Actually, this all was Day 2 of the conference (Tuesday), because Day 1 was a workshop day. I was technically registered for a conference only; it won’t stop me from attending the workshops, but I’ve only arrived at about noon of Monday. So the only thing I’ve attended that day was a tutorial “Blind Men and an Elephant: Coalescing Open-source, Academic, and Industrial Perspectives on BigData”. The abstract can be found here, I have to admit, it was not that exciting, as it sounded, but that’s probably because by that time I was twice jet-lagged..
And my earlier post was about Tuesday – the first day of the conference. After the opening there was the first keynote, called “Data Crowdsourcing: Is it for Real?” presented by Hector Garcia-Molina. Let me tell you, that he is one of the “textbook characters” for me, and when you see in person somebody, who’s books and papers you’ve studied since you were a PhD student, you definitely want to hake this person’s hand and tell them how you never thought this is going to happen… and I did, but two days later :).
The keynote was absolutely amazing. And watching for Garcia-Molina live was equally exciting:). I’ve tried to take some pictures, but ended up just listening. So here is just one picture – but it describes the talk pretty well:)
“This is for real!” – states Garcia-Molina. He says: those old Wild West “wanted” ads where the first Data crowdsourcing: the sherif himself could not catch the fugitive, so he would announce a reward to those people who will provide any information which will help to catch the robber.
It todays world there are multiple examples of the data crowdsourcing. If you look at the picture posted above, Garcia-Molina was talking about one apparently well-known case, when the humans were hired to resolve captcha to create “non-human” hotmail addressed for the porn sites.
He also talked about the crowdsource based system, which I believe his team in Sanford is developing (since I do not have the text of this keynote, I’m not 100% sure). But in any case, here is an example. You need to buy a specific type of cable, but you have no idea how it is called and hence what to search for on Amazon. You take a picture of this cable, publish it into this service and “ask the crowd”, how it is called. The volunteering crowd respond with suggestions, and then you can search on Amazon with these suggestions and see whether they were correct. The feedback helps to improve the quality of the crowdsourcing.

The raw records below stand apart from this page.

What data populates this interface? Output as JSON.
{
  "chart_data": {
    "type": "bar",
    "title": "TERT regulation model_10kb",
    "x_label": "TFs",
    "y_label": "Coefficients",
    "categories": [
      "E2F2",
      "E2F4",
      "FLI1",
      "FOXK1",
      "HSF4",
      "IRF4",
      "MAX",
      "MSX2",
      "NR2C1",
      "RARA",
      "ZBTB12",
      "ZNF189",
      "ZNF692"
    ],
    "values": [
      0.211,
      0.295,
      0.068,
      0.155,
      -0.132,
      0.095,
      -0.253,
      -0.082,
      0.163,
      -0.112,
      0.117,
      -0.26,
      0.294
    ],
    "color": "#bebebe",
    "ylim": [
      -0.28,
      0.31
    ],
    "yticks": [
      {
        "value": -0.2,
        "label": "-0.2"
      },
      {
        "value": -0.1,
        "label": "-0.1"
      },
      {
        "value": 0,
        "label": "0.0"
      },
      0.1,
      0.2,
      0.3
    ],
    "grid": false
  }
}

After the keynote there was a panel “Big Data: Old Wine in New Bottle”. The panel description is here. Now, because in this case it’s not one but eight great people talking, and again, I do not have any slides from that, I am not sure whether I will be able to reproduce all the details of the discussion. There was one funny thing, when Hector Garcia-Molina was representing himself as his “evil twin Victor”, and he put the fake nose with mustache and glasses on, when he was talking as “Victor”. Here is one picture from this panel:
This is when Umesh Dayal was giving his 8-min presentation (and he was the only person on the panel whom I knew really well). I was introduced to Rakesh Agrawal a year ago (after reading his papers for years!), but this was just an introduction.
Anyways, the definition of the Big Data which I liked the most was the one given by David Lomet (another textbook character:)): Big Data is the date which is just a little bit too big for us to process with no problem at this time. And if you look back and try to remember what exactly you’ve considered to be “a big data” say 10 years ago – it’s not anymore! The most important thing is not the actual data volume but the techniques we use for this data manipulation – at some point we do not need a “special technique” for the data which we’ve considered very big before.
There were more panels and lots of interesting discussions later, and I will definitely tell more about everything – most likely over the weekend though.